If readability is the major concern, have you looked into leveraging pretty-printing & parsing while keeping the core data structures & IR representations the same?

This is precisely what is done: add a custom pretty-printer, parser and nicer verification messages and attach that to a new op name. Analyses and transformations are automatically available by virtue of the op implementing the DestinationStyleOpInterface and LinalgStructuredInterface interfaces.

It feels hard to get an even more modular or composable design, but if you have ideas for additional improvements (e.g. to specify even less parser/printer/verifier code), please share :slight_smile:

Thanks Stephan! Reading through this though, I am trying to find the link between the project evolution here and the need to add linalg.broadcast operation.

I think this is the relevant parts… I will buy that this is syntactic sugar over linalg.generic. I think what Sanjoy suggested was basically using a recognizer in parsing/printing of linalg.generic that “recognizes” broadcast in prints it that way. I am not saying I approve of this approach, but solves the syntactic sugar part of the equation.

Another thing that is of concern to me is that these ops are not defined using the Python OpDSL (I recently found this out when I was trying to triage a bug). The map, reduce, transpose (and now broadcast) are all added outside of the python → yaml → tablegen definition of named ops in Linalg. A significant effort was put in to move all named ops in Linalg to using the python-based OpDSL, to the extent that only linalg.generic is defined in tablegen. Now there are more ops added. Its a break in “development practices” for Linalg that warrants some attention. When do we use the python OpDSL, and when do we define individual ops this way? I am not proposing we change any plans, but more urging establishing some guidelines w.r.t when we use the python opdsl and when we defined an op directly in Linalg.

This was more in response to @bondhugula and, looking at recent responses, @sanjoyd. The point I was trying to make was that linalg.broadcast serves a different purpose at a different layer in our stack than mhlo.broadcast. This is not because they have different semantics (that is not the point) but because we use them for different things. This would not change even if we were to switch to tcp. I hoped that given more background on what our pipeline looks like would make this clearer.

This is something for @nicolasvasilache to comment. I am not very opinionated as to how operations are defined as long as it works and is reasonably well documented. thlo, where this operation originated, uses tablegen based definitions and less ways to do things is better. I see the benefit of OpDSL for the different flavors of convolutions though.

We use the python DSL wherever possible.

However there is no magic bullet to specify the mapping between attributes+op semantics to an op name: this does require a bit of custom C++.

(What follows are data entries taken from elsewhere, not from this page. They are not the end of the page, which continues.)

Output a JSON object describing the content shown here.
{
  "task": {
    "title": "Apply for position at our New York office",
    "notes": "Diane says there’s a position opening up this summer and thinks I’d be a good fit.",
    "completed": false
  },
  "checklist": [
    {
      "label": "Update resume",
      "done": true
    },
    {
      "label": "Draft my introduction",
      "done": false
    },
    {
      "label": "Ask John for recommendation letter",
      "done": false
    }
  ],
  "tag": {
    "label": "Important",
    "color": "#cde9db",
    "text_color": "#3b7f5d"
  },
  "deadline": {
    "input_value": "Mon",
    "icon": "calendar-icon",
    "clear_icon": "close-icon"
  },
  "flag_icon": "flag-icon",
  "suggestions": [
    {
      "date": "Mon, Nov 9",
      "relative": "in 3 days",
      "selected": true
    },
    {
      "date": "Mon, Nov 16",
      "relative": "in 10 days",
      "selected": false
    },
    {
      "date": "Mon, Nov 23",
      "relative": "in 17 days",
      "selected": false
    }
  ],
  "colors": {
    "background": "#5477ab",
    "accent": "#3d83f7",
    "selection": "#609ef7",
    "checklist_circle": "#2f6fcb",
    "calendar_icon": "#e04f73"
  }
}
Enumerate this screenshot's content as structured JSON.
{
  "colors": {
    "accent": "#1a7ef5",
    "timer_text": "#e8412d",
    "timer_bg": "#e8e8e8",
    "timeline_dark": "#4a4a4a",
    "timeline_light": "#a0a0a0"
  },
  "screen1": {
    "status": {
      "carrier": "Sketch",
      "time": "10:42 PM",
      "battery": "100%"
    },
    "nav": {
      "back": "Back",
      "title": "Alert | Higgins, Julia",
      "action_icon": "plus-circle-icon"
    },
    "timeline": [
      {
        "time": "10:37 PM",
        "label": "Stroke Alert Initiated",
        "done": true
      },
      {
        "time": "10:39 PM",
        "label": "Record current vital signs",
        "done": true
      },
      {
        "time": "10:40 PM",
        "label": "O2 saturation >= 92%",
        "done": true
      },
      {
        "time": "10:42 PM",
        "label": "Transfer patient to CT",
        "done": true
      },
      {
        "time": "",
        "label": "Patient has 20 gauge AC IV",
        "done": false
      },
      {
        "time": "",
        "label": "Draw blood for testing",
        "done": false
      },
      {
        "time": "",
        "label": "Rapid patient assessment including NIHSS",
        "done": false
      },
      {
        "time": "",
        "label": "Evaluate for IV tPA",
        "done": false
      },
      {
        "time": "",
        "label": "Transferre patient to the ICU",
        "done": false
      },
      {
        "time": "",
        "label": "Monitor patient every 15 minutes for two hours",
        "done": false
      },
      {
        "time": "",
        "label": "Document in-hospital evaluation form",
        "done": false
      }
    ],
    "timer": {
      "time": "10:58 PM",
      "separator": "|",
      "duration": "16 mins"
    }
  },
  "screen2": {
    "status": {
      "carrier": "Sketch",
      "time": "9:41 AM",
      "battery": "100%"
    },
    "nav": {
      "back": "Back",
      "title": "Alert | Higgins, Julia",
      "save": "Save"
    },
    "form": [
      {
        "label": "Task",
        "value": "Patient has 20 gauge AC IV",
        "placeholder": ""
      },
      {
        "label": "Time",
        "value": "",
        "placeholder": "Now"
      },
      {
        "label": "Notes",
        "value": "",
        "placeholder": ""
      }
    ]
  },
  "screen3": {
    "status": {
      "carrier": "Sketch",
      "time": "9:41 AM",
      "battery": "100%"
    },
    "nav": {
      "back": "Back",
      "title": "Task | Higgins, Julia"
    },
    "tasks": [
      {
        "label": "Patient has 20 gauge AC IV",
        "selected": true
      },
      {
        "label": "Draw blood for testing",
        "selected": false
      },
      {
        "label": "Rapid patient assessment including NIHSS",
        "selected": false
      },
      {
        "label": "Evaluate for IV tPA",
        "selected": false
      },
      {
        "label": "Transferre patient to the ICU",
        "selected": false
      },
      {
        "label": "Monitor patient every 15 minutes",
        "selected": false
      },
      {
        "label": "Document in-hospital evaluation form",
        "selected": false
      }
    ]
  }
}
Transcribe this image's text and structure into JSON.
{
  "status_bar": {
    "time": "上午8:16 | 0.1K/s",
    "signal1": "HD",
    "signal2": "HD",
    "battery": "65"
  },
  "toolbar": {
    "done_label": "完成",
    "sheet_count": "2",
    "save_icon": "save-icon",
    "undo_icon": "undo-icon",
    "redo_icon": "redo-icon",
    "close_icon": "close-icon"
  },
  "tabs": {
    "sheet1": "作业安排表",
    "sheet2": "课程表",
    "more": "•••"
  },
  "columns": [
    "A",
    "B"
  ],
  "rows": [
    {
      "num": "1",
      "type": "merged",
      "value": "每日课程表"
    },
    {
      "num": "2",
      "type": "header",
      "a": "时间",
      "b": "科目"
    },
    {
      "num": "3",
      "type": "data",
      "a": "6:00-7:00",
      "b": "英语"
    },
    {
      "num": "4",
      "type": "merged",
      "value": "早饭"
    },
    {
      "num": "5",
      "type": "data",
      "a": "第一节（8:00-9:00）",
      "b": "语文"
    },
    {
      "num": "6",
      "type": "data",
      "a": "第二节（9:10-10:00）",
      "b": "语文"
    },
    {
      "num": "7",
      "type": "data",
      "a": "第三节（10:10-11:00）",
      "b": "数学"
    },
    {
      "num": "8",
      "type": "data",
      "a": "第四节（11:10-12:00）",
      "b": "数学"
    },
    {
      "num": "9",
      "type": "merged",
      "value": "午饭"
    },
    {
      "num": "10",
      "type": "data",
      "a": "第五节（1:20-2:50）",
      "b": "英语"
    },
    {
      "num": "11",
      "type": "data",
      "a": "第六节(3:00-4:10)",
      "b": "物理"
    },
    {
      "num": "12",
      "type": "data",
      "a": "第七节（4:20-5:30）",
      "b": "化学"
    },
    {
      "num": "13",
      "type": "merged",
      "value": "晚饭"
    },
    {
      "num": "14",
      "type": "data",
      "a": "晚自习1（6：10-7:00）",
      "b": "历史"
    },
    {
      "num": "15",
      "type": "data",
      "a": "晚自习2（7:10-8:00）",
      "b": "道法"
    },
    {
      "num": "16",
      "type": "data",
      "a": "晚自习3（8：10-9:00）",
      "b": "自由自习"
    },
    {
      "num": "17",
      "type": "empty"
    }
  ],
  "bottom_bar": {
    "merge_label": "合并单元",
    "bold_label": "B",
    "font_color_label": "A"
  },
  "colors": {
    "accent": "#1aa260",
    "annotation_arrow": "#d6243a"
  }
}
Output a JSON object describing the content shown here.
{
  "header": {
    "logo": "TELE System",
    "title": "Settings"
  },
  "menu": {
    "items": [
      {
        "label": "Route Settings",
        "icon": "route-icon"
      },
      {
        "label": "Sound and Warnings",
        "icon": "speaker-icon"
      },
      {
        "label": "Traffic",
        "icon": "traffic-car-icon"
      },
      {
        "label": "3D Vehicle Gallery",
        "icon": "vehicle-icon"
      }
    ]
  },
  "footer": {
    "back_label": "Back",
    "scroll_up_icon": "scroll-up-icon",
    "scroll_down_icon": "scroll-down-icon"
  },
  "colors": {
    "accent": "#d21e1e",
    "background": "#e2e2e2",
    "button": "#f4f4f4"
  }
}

If/when we can extend OpDSL to have more powerful attribute specification behavior, we should switch (and it will be low cost).

I think that the goal here of having linalg-level IR be easier to read is definitely worthwhile.

It might be worth exploring some sort of hardcoded logic in linalg.generic’s pretty printer to print out broadcasts “nicely”, but as Nicolas points out, this is all interface-driven anyways so using a new op is really just a shorthand for a pretty printer anyway. So I’m generally supportive of the new op for this.

TCP and MHLO are red herrings in this discussion – as Stephan points out, they don’t exist at the point in the pipeline where we want this improvement to readability.

Just so I understand correctly, would this op need to literally be converted to linalg.generic in order for our existing linalg-on-tensors passes to merge it with other parallel-only generics (what we could consider “elementwise-ish fusion”)? Or will it “just fuse” naturally with elementwise linalg.generic’s?

Yes, if you go down the element-wise fusion path (which our pipeline does not), you will need to convert these operations to a linalg.generic. Note that when coming from mhlo, where these operations are currently used, you still have the option to use the old path and directly go to linalg.generic to ensure that adding these operations is not a breaking change.